2015-04-22 03:50:43

by Boqun Feng

[permalink] [raw]
Subject: [PATCH 0/2] staging: lustre: Replace ll_getname with vfs' getname

As Al Viro pointed out:

https://lkml.org/lkml/2015/4/11/243

There are bugs in ll_getname() because of wrong assumptions of returning
values from strncpy_from_user(). Moreover, what ll_getname want to do is
just to try copy the file name from userland. Since we already have
getname() for the same purpose, it's better to replace ll_getname() with
getname().

To do that, we need to:
1) export the symbols of getname() and putname() to be used by modules.
2) actually replace ll_getname()/ll_putname() with getname()/putname().

One more thing is that as ll_getname() and getname() both treat a zero-length
file name as an error(-ENOENT), and if ll_getname() or getname() has an error,
ll_dir_ioctl() will return the error immediately, so checking whether these names
are zero-length is unnecessary and -ENIVAL shall not return from that code path,
no matter using ll_getname() or getname(). So remove the checking code.

This patchset is based on v4.0, and I only did build tests, because I found a
little difficult to set up a lustre environment. I'll try to do the testing once
I'm able to set up an environment, in the meanwhile, comments,
inputs from lustre's point of view and voluntary tests are welcome. Thank you. ;-)

Regards,
Boqun Feng


Boqun Feng (2):
vfs: Export symbol 'getname' and 'putname'
staging: lustre: replace ll_{get,put}name() with {get,put}name()

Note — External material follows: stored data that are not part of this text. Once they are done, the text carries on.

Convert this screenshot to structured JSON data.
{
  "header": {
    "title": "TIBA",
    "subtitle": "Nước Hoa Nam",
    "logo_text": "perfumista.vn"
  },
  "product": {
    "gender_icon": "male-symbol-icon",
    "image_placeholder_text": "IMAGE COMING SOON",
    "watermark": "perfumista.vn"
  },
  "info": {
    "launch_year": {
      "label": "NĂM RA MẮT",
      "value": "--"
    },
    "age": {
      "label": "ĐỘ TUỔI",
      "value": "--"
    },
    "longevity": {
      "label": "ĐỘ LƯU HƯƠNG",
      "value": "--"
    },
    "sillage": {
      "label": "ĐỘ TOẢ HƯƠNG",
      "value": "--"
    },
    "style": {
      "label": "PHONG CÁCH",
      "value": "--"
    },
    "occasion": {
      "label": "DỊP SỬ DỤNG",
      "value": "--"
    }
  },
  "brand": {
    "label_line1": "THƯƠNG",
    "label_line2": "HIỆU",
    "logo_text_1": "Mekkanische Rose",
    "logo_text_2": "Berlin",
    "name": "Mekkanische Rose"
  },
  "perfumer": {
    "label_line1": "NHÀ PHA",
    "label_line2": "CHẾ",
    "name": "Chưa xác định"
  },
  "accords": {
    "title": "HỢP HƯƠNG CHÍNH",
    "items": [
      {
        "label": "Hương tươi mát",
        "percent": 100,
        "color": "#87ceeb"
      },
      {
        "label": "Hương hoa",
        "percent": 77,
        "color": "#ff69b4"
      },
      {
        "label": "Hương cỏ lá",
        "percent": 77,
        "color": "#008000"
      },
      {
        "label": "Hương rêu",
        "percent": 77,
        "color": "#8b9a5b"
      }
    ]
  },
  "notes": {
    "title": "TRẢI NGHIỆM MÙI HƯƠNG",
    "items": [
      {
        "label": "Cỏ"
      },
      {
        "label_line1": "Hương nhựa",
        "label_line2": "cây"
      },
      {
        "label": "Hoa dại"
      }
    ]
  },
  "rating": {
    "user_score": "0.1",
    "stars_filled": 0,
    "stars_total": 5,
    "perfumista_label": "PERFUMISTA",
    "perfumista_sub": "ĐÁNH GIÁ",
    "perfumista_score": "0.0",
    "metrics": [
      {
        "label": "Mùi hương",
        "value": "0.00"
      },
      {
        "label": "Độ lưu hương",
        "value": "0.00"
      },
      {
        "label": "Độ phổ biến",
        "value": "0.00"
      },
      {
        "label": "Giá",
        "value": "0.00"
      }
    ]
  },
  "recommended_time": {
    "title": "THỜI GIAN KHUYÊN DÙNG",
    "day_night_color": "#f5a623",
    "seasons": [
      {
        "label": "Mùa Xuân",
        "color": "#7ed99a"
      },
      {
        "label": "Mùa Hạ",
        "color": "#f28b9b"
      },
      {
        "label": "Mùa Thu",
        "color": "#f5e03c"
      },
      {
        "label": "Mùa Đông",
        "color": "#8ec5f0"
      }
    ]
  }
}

drivers/staging/lustre/lustre/llite/dir.c | 60 ++++++----------------
.../staging/lustre/lustre/llite/llite_internal.h | 2 +-
drivers/staging/lustre/lustre/llite/namei.c | 2 +-
fs/namei.c | 18 +++++++
4 files changed, 36 insertions(+), 46 deletions(-)

--
2.3.5


2015-04-22 03:50:58

by Boqun Feng

[permalink] [raw]
Subject: [PATCH 1/2] vfs: export symbol 'getname' and 'putname'

getname/putname in fs/namei.c is a well-implemented way to copy a file
name from userland, however other ways, such as directly calling
__getname() and strncpy_from_user(), may lack features(e.g. auditing and
reusing), introduce errors or at least reinvent wheels. Therefore for
places need a kernel file name copy from userland, it's better to use
getname and putname if possible.

To be able to use these functions all over the kernel, symbols 'getname'
and 'putname' are exported and comments of their behaviors and
constraints are added.

Suggested-by: Al Viro <[email protected]>
Signed-off-by: Boqun Feng <[email protected]>
---
fs/namei.c | 18 ++++++++++++++++++
1 file changed, 18 insertions(+)

diff --git a/fs/namei.c b/fs/namei.c
index c83145a..472911c 100644
--- a/fs/namei.c
+++ b/fs/namei.c
@@ -199,11 +199,23 @@ error:
return err;
}

+/**
+ * getname() - Get a file name copy from userland
+ * @filename: userland pointer to the file name
+ *
+ * If successful, return a 'struct filename' pointer and ->name is the pointer
+ * to the kernel copy of the file name, otherwise an ERR_PTR.
+ *
+ * getname() should only be called in a system call context, and for each
+ * getname() that returns a successful value, callers must ensure exactly one
+ * corresponding putname() is called before returning to userland.
+ */
struct filename *
getname(const char __user * filename)
{
return getname_flags(filename, 0, NULL);
}
+EXPORT_SYMBOL(getname);

struct filename *
getname_kernel(const char * filename)
@@ -242,6 +254,11 @@ getname_kernel(const char * filename)
return result;
}

+/* putname() - Release a 'struct filename' structure
+ * @name: the 'struct filename' structure to be release
+ *
+ * See more at getname()
+ */
void putname(struct filename *name)
{
BUG_ON(name->refcnt <= 0);
@@ -255,6 +272,7 @@ void putname(struct filename *name)
} else
__putname(name);
}
+EXPORT_SYMBOL(putname);

static int check_acl(struct inode *inode, int mask)
{
--
2.3.5

2015-04-22 03:51:05

by Boqun Feng

[permalink] [raw]
Subject: [PATCH 2/2] staging: lustre: replace ll_{get,put}name() with {get,put}name()

As pointed by Al Viro:

https://lkml.org/lkml/2015/4/11/243

There are bugs in ll_getname() because of wrong assumptions of returning
values from strncpy_from_user(). Moreover, what ll_getname want to do is
just to try copy the file name from userland. Since we already have
getname() for the same purpose, it's better to replace ll_getname() with
getname(), so is ll_putname().

Besides, remove unused code for checking whether namelen is 0 or not in
case LL_IOC_REMOVE_ENTRY, because zero-length file name is already
handled by getname() in the same way as ll_getname().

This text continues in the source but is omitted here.